Critics say the proposal, designed to protect U.S. companies from Internet copyright infringement, would encourage enforcement outside the courts. The bill allows an accusation to be enough to block an online company’s website from American viewers.
The nonprofit Electronic Frontier Foundation say the bill’s wording could leave the proposed law open to wide interpretation, not just by the legal system, but by ISPs and the individual companies who felt their rights had been violated.
Under the Protect IP Act, the U.S. Attorney General and U.S. companies who hold private intellectual property rights could sue and block suspect websites.

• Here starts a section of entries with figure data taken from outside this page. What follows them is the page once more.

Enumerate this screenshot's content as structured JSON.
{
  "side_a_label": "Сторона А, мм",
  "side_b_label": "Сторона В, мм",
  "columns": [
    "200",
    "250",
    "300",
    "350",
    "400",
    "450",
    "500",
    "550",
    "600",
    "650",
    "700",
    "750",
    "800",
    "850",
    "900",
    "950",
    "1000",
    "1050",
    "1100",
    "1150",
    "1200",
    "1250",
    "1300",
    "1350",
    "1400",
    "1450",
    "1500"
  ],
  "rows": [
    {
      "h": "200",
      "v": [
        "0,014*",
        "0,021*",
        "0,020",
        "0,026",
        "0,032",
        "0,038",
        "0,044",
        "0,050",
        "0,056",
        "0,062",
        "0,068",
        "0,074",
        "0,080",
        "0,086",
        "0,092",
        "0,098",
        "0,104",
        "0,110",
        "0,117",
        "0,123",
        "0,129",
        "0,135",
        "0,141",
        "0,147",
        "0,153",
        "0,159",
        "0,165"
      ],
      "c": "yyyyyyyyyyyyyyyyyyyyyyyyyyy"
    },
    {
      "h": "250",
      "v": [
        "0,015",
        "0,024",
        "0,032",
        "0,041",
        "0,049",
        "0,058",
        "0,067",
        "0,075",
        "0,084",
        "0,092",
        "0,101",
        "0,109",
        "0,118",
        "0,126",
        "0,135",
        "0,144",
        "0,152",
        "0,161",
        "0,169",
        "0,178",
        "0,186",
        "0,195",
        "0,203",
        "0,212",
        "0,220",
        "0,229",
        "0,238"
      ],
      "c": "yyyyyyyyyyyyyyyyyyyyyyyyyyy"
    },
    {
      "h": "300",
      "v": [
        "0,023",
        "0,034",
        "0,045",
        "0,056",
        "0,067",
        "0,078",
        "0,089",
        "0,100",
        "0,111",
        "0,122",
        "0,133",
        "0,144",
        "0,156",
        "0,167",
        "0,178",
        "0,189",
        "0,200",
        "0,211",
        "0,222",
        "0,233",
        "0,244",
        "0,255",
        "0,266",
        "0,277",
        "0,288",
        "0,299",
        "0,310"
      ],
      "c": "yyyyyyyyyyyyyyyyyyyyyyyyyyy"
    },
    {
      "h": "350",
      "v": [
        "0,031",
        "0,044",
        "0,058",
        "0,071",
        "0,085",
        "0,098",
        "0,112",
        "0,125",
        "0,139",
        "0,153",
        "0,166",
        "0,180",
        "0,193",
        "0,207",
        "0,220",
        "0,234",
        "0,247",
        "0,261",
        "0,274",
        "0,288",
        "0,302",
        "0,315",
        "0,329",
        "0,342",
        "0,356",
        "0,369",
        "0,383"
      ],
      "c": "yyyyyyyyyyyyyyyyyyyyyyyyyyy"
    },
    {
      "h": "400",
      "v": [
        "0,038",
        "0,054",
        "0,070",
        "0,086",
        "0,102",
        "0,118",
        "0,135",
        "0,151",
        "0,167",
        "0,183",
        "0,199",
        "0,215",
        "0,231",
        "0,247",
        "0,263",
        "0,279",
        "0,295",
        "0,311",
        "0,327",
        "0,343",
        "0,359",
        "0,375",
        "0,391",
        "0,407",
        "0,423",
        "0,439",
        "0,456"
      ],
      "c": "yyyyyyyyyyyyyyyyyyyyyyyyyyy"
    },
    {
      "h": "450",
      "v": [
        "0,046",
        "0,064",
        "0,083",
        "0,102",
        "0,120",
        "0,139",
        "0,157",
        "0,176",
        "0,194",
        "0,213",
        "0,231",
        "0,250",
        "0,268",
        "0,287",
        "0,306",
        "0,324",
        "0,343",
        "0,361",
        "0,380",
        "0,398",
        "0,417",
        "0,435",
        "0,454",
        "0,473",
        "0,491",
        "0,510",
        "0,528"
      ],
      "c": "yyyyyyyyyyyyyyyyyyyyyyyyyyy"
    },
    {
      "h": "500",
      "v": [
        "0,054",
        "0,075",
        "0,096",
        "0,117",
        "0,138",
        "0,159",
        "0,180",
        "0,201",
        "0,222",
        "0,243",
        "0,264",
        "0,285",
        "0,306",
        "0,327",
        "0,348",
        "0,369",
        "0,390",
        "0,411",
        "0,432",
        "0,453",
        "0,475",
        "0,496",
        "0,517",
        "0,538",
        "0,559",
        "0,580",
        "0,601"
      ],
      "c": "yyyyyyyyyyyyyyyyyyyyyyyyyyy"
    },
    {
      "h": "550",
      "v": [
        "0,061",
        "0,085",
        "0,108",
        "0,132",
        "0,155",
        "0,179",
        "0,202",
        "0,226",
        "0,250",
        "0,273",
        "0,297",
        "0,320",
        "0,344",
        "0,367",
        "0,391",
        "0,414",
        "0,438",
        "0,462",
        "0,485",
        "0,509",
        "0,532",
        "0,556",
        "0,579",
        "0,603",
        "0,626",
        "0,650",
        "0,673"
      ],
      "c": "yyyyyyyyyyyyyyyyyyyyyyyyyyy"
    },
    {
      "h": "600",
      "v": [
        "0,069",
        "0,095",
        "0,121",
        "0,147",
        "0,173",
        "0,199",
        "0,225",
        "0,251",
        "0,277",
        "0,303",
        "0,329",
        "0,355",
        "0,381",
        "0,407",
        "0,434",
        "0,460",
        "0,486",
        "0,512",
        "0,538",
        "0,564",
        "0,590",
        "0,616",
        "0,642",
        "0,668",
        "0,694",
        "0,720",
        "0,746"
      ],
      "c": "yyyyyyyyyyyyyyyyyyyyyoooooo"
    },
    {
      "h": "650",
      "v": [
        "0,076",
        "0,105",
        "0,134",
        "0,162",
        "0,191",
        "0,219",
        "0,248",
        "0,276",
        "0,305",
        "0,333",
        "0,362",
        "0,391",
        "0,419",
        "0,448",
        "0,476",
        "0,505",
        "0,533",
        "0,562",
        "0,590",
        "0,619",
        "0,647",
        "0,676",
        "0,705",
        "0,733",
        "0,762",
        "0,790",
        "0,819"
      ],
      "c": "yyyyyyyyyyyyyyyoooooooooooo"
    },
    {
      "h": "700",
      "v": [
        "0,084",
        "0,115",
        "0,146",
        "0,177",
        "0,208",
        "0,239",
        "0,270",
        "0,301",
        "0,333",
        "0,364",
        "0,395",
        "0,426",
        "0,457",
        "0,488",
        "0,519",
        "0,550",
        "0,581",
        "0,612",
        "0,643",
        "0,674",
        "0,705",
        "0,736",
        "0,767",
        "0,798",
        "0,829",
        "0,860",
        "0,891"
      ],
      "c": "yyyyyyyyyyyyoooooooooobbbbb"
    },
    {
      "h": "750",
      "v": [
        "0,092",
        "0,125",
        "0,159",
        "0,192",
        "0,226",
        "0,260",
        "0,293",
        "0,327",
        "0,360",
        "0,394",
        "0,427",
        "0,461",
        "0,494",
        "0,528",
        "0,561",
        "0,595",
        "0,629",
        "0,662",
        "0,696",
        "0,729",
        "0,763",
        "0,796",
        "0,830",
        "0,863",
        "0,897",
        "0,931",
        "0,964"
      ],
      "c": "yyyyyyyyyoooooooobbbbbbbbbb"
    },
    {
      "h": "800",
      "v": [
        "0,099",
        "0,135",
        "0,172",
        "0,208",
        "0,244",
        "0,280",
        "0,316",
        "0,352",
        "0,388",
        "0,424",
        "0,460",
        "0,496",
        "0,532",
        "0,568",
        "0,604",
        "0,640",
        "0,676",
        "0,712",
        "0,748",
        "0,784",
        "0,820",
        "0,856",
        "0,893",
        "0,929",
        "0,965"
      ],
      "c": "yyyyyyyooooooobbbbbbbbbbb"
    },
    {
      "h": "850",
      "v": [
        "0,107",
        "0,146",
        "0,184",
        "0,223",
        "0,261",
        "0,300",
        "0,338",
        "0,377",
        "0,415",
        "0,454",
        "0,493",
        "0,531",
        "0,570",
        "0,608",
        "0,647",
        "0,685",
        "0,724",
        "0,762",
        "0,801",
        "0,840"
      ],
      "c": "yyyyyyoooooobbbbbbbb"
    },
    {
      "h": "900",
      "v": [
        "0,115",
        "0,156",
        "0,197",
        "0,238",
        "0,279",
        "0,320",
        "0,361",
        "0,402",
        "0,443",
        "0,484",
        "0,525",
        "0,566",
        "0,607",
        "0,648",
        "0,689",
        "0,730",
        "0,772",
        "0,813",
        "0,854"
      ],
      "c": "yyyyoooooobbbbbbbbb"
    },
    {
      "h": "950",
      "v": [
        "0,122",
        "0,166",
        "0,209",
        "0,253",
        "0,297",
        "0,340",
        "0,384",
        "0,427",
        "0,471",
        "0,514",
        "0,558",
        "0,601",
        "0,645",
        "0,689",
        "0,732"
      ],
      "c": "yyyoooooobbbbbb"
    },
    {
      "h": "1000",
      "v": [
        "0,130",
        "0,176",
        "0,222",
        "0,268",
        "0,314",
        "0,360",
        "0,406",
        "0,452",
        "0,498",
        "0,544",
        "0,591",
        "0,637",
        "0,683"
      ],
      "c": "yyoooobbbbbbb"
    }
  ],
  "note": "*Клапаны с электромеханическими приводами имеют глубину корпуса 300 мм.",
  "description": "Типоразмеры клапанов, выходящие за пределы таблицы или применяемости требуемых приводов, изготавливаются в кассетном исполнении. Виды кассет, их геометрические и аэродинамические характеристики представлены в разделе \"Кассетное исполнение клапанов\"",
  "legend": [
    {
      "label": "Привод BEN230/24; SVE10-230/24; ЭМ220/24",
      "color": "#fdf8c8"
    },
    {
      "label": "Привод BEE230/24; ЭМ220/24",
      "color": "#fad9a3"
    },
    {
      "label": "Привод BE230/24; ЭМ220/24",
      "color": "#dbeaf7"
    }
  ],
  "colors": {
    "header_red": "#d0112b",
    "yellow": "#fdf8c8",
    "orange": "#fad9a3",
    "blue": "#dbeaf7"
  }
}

ISPs would be forced to limit access to the alleged Internet pirates, even in advance of any lawsuit outcome.
The proposal does not discriminate between U.S. and foreign suspected violators. Unknown or foreign site owners could just as easily be blocked, before any court judgment, as could those within the U.S.
Bill opponents say e-commerce disruption could reach a personal level with the random blocking of e-mails, operating systems and routers. One worst-case scenario imagines that financial transaction businesses, like PayPal, could be upended by such legal restrictions.
The Protect IP Act critics say accused violators’ websites could be restricted at the whim of lawsuits’ plaintiffs and be shut down in the U.S. without warning or due process. Should the bill become law, an ISP would be forced to comply by blocking a suspected website at the ISP’s own unreimbursed expense. It seems that this bill could significantly change the face of intellectual property law. It will be interesting to see how other legislators react to it.